Department of Biomedical Informatics, Vanderbilt University Medical Center, Nashville, Tennessee, USA.
Vanderbilt Institute for Clinical and Translational Research, Vanderbilt University Medical Center, Nashville, Tennessee, USA.
J Am Med Inform Assoc. 2023 Apr 19;30(5):907-914. doi: 10.1093/jamia/ocad021.
The All of Us Research Program makes individual-level data available to researchers while protecting the participants' privacy. This article describes the protections embedded in the multistep access process, with a particular focus on how the data was transformed to meet generally accepted re-identification risk levels.
At the time of the study, the resource consisted of 329 084 participants. Systematic amendments were applied to the data to mitigate re-identification risk (eg, generalization of geographic regions, suppression of public events, and randomization of dates). We computed the re-identification risk for each participant using a state-of-the-art adversarial model specifically assuming that it is known that someone is a participant in the program. We confirmed the expected risk is no greater than 0.09, a threshold that is consistent with guidelines from various US state and federal agencies. We further investigated how risk varied as a function of participant demographics.
The results indicated that 95th percentile of the re-identification risk of all the participants is below current thresholds.
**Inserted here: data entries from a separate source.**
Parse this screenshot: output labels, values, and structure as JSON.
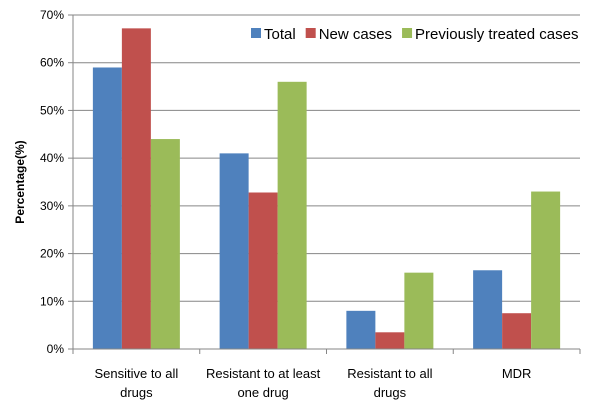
{
  "chart_data": {
    "type": "bar",
    "title": "",
    "xlabel": "",
    "ylabel": "Percentage(%)",
    "ylim": [
      0,
      70
    ],
    "ytick_step": 10,
    "ytick_labels": [
      "0%",
      "10%",
      "20%",
      "30%",
      "40%",
      "50%",
      "60%",
      "70%"
    ],
    "categories": [
      [
        "Sensitive to all",
        "drugs"
      ],
      [
        "Resistant to at least",
        "one drug"
      ],
      [
        "Resistant to all",
        "drugs"
      ],
      [
        "MDR"
      ]
    ],
    "series": [
      {
        "name": "Total",
        "color": "#4F81BD",
        "values": [
          59,
          41,
          8,
          16.5
        ]
      },
      {
        "name": "New cases",
        "color": "#C0504D",
        "values": [
          67.2,
          32.8,
          3.5,
          7.5
        ]
      },
      {
        "name": "Previously treated cases",
        "color": "#9BBB59",
        "values": [
          44,
          56,
          16,
          33
        ]
      }
    ],
    "grid": true,
    "legend_position": "top-right"
  }
}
At the same time, we observed that risk levels were higher for certain race, ethnic, and genders.
While the re-identification risk was sufficiently low, this does not imply that the system is devoid of risk. Rather, All of Us uses a multipronged data protection strategy that includes strong authentication practices, active monitoring of data misuse, and penalization mechanisms for users who violate terms of service.
All of Us 研究计划使研究人员能够获得个体层面的数据,同时保护参与者的隐私。本文描述了嵌入在多步骤访问过程中的保护措施,特别关注如何转换数据以达到公认的重新识别风险水平。
在研究时,该资源包含 329084 名参与者。对数据进行了系统的修正,以降低重新识别风险(例如,地理区域的泛化、公共事件的抑制和日期的随机化)。我们使用一种专门假设已知某人是该计划参与者的最先进对抗模型,为每个参与者计算重新识别风险。我们确认预期风险不超过 0.09,这一阈值与来自美国各个州和联邦机构的指南一致。我们进一步研究了风险如何随参与者人口统计学特征的变化而变化。
结果表明,所有参与者重新识别风险的第 95 百分位数均低于当前阈值。同时,我们观察到某些种族、民族和性别群体的风险水平较高。
虽然重新识别风险足够低,但这并不意味着该系统没有风险。相反,All of Us 使用了一种多管齐下的数据保护策略,包括强大的身份验证实践、对数据滥用的主动监控以及对违反服务条款的用户的惩罚机制。